Before we dig deeper into Crypto Futures Trading let’s understand what are derivatives.

What are Derivatives?

A derivative is a financial contract that derives its value from the performance of an underlying asset. Underlying Assets can be assets like currencies, stocks, commodities, or financial assets. There is no actual delivery of the underlying asset in a derivative contract nor is there any need to own the underlying asset.

For example, if you buy a BTC/USD contract in the derivatives market, in this scenario you are not actually buying BTC, the value of your derivative contract will move as per the movement in the price of BTC/USD. If the price of BTC/USD drops then the value of your contract drops and vice-versa.

Derivatives contracts are usually used to reduce risk exposure or for protection against the price volatility of cryptocurrencies. Through crypto derivatives, investors can speculate on the future prices of cryptocurrencies.

Now that we’ve covered the meaning of derivatives, let’s go ahead and understand Crypto Futures Trading.

What is Crypto Futures Trading?

A futures contract is a type of Derivative contract, it derives its value from an underlying asset ie, cryptocurrency. In a Futures contract, you decide to either sell or purchase an underlying cryptocurrency at a future date at a predetermined fixed price. 

You don’t own the underlying cryptocurrency on purchasing a futures contract instead you trade on speculative prices. Therefore there is no economic benefit of staking and earning interest as there is no ownership of the underlying cryptocurrency.

In a futures contract, you are betting whether the price of the cryptocurrency will increase or decrease and your profit or loss will depend on how precise your prediction is.
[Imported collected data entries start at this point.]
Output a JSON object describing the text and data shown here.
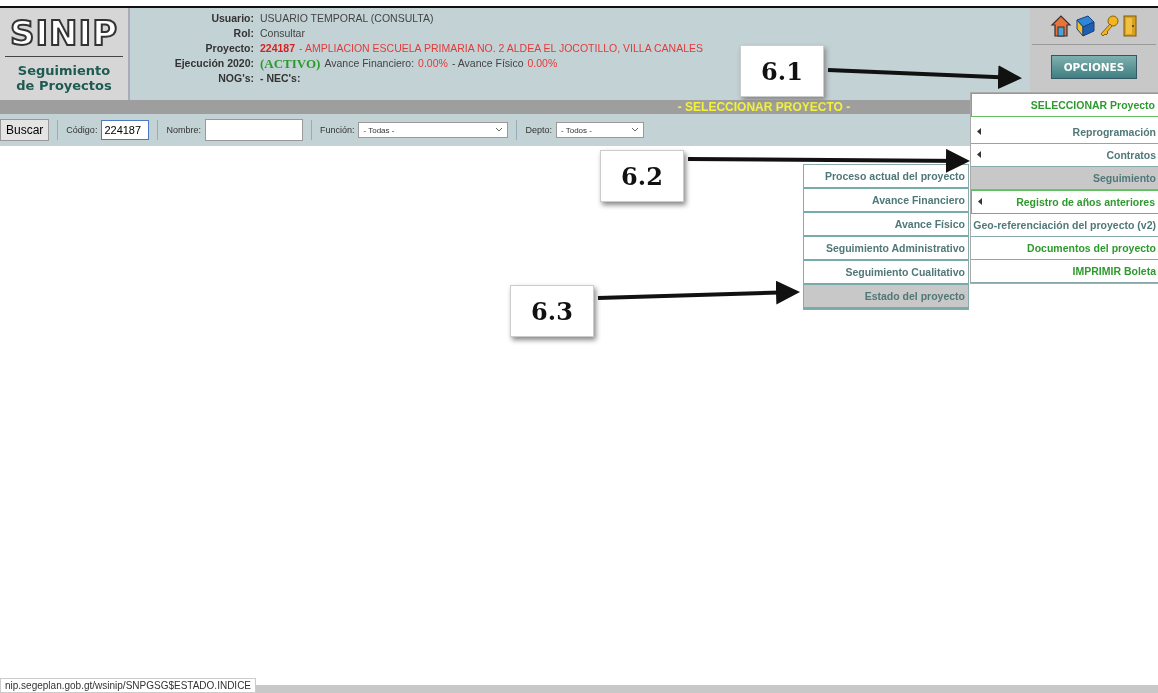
{
  "header": {
    "logo": "SINIP",
    "subtitle_lines": [
      "Seguimiento",
      "de Proyectos"
    ],
    "fields": [
      {
        "label": "Usuario:",
        "parts": [
          {
            "text": "USUARIO TEMPORAL (CONSULTA)",
            "kind": "plain"
          }
        ]
      },
      {
        "label": "Rol:",
        "parts": [
          {
            "text": "Consultar",
            "kind": "plain"
          }
        ]
      },
      {
        "label": "Proyecto:",
        "parts": [
          {
            "text": "224187",
            "kind": "red-bold"
          },
          {
            "text": "- AMPLIACION ESCUELA PRIMARIA NO. 2 ALDEA EL JOCOTILLO, VILLA CANALES",
            "kind": "red"
          }
        ]
      },
      {
        "label": "Ejecución 2020:",
        "parts": [
          {
            "text": "(ACTIVO)",
            "kind": "status"
          },
          {
            "text": "Avance Financiero:",
            "kind": "plain"
          },
          {
            "text": "0.00%",
            "kind": "red"
          },
          {
            "text": "- Avance Físico",
            "kind": "plain"
          },
          {
            "text": "0.00%",
            "kind": "red"
          }
        ]
      },
      {
        "label": "NOG's:",
        "parts": [
          {
            "text": "- NEC's:",
            "kind": "bold"
          }
        ]
      }
    ],
    "options_button": "OPCIONES"
  },
  "band_title": "- SELECCIONAR PROYECTO -",
  "search": {
    "button": "Buscar",
    "code_label": "Código:",
    "code_value": "224187",
    "name_label": "Nombre:",
    "function_label": "Función:",
    "function_value": "- Todas -",
    "dept_label": "Depto:",
    "dept_value": "- Todos -"
  },
  "options_menu": [
    {
      "label": "SELECCIONAR Proyecto",
      "kind": "primary",
      "submenu": false,
      "highlighted": false
    },
    {
      "label": "Reprogramación",
      "kind": "normal",
      "submenu": true,
      "highlighted": false
    },
    {
      "label": "Contratos",
      "kind": "normal",
      "submenu": true,
      "highlighted": false
    },
    {
      "label": "Seguimiento",
      "kind": "normal",
      "submenu": false,
      "highlighted": true
    },
    {
      "label": "Registro de años anteriores",
      "kind": "primary",
      "submenu": true,
      "highlighted": false
    },
    {
      "label": "Geo-referenciación del proyecto (v2)",
      "kind": "normal",
      "submenu": false,
      "highlighted": false
    },
    {
      "label": "Documentos del proyecto",
      "kind": "primary",
      "submenu": false,
      "highlighted": false
    },
    {
      "label": "IMPRIMIR Boleta",
      "kind": "primary",
      "submenu": false,
      "highlighted": false
    }
  ],
  "submenu": [
    {
      "label": "Proceso actual del proyecto",
      "highlighted": false
    },
    {
      "label": "Avance Financiero",
      "highlighted": false
    },
    {
      "label": "Avance Físico",
      "highlighted": false
    },
    {
      "label": "Seguimiento Administrativo",
      "highlighted": false
    },
    {
      "label": "Seguimiento Cualitativo",
      "highlighted": false
    },
    {
      "label": "Estado del proyecto",
      "highlighted": true
    }
  ],
  "callouts": [
    "6.1",
    "6.2",
    "6.3"
  ],
  "status_url": "nip.segeplan.gob.gt/wsinip/SNPGSG$ESTADO.INDICE"
}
Thus Future contracts enable investors to make money even in a bearish market. Depending on your prediction you will take a long or short position.

Short position is taken when the price of the cryptocurrency is expected to go down.
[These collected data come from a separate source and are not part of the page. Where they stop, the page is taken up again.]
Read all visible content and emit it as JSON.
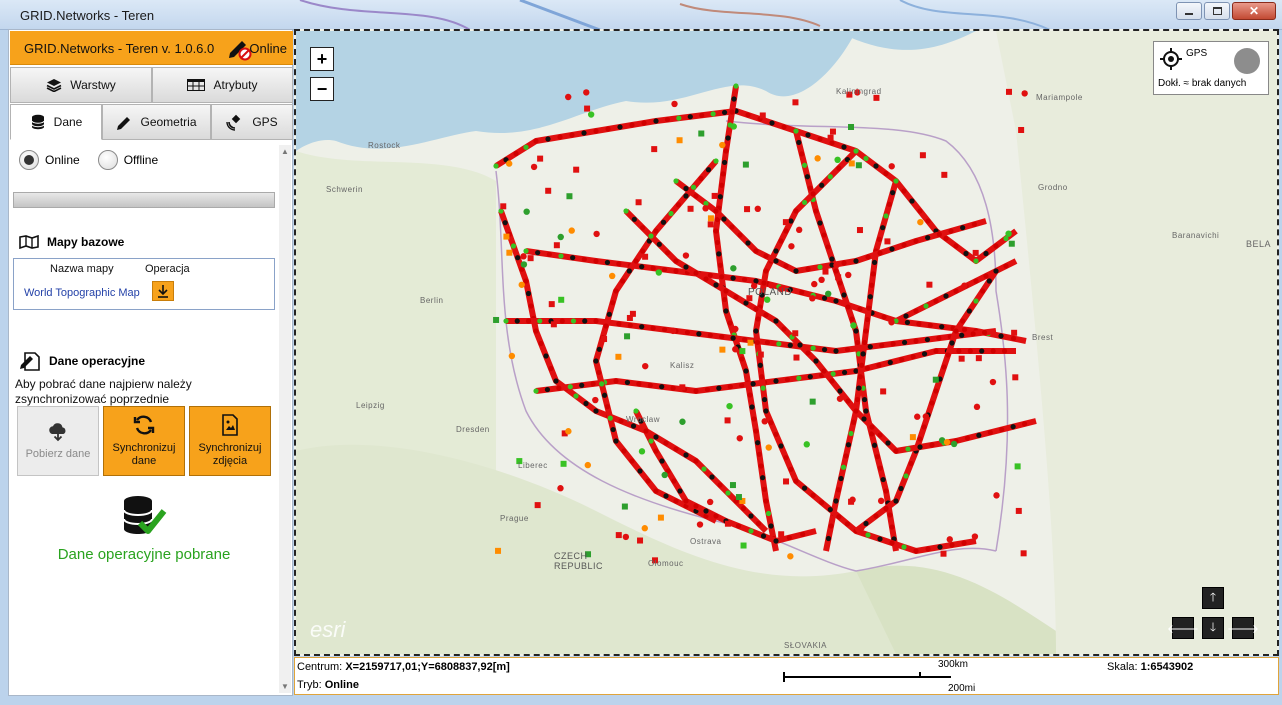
{
  "window": {
    "title": "GRID.Networks - Teren"
  },
  "header": {
    "app_name": "GRID.Networks - Teren v. 1.0.6.0",
    "status": "Online"
  },
  "toolbar": {
    "layers": "Warstwy",
    "attributes": "Atrybuty"
  },
  "tabs": [
    {
      "label": "Dane"
    },
    {
      "label": "Geometria"
    },
    {
      "label": "GPS"
    }
  ],
  "connection": {
    "online": "Online",
    "offline": "Offline",
    "selected": "Online"
  },
  "base_maps": {
    "title": "Mapy bazowe",
    "col_name": "Nazwa mapy",
    "col_op": "Operacja",
    "rows": [
      {
        "name": "World Topographic Map"
      }
    ]
  },
  "operational": {
    "title": "Dane operacyjne",
    "hint": "Aby pobrać dane najpierw należy zsynchronizować poprzednie",
    "buttons": [
      {
        "label": "Pobierz dane",
        "enabled": false
      },
      {
        "label": "Synchronizuj dane",
        "enabled": true
      },
      {
        "label": "Synchronizuj zdjęcia",
        "enabled": true
      }
    ],
    "status": "Dane operacyjne pobrane"
  },
  "map": {
    "gps_label": "GPS",
    "accuracy": "Dokł. ≈ brak danych",
    "labels": [
      "Kaliningrad",
      "POLAND",
      "Berlin",
      "Dresden",
      "Prague",
      "CZECH REPUBLIC",
      "SŁOVAKIA",
      "Brest",
      "Grodno",
      "BELA",
      "Rostock",
      "Schwerin",
      "Leipzig",
      "Mariampole",
      "Baranavichi",
      "Ostrava",
      "Olomouc",
      "Liberec",
      "Wroclaw",
      "Kalisz"
    ],
    "watermark": "esri"
  },
  "statusbar": {
    "centrum_label": "Centrum:",
    "centrum_value": "X=2159717,01;Y=6808837,92[m]",
    "mode_label": "Tryb:",
    "mode_value": "Online",
    "scale_label": "Skala:",
    "scale_value": "1:6543902",
    "scale_km": "300km",
    "scale_mi": "200mi"
  },
  "colors": {
    "accent": "#f7a21b",
    "success": "#2aa31f",
    "line": "#e01010"
  }
}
Long position is taken when the price of the cryptocurrency is expected to go up.

Advantages of Crypto Futures Trading

  • Due to leveraging, gains much higher than the Spot Market can be earned.
  • Profit can be made in a Bearish Market.
  • Flexible strategies can be employed for risk exposure management.
  • It is not limited to just buying and selling.

Disadvantages of Crypto Futures Trading

  • There is a high risk involved due to the unpredictability of the crypto market as speculative investments can incur huge losses in an unstable market.
  • Investors cannot enjoy the economic benefit of staking and voting as there is no ownership of the underlying cryptocurrency.

Crypto Spot trading VS Crypto Futures Trading

  1. Leverage

Leverage allows investors to gain maximum profit with the least invested amount thus making the Futures Trading Capital-Efficient, with leverage you can open 1 BTC future position with just a fraction of the market value of 1 BTC. In a spot market, there is no leverage available and to buy 1 BTC, you will have to pay the current market price which is thousands of dollars.

  1. Spot Price VS Future Price

All the transactions in the spot market are at the current price and settled at the same price. On the other hand, Future Prices are calculated at spot price plus futures premium. A positive future premium means the spot price will be lower than the future price and a negative future premium means the spot price will be higher than the future price.

  1. Counterparty Risk

In any futures transaction, there is a seller and a buyer, there’s a possibility on the date of the agreement one of the parties does not honor the contractor is unwilling to reciprocate. In the spot market, there is an upfront trade therefore there is no counterparty risk as such.

  1. Long or Short Flexibility

You can only benefit in the Spot Market if there is a capital appreciation in the value of the cryptocurrency held. But in a futures market, you can take long and short positions and by shorting, gains can be earned even when the price of the cryptocurrency is going down. This will also protect long-term investors from the volatility in the Crypto Market.

Our Advice

Make sure you do in-depth research and gain experience as a Spot Trader before entering the Derivatives Platform but don’t wait too long and miss out on opportunities to earn substantial gains from the Derivatives market.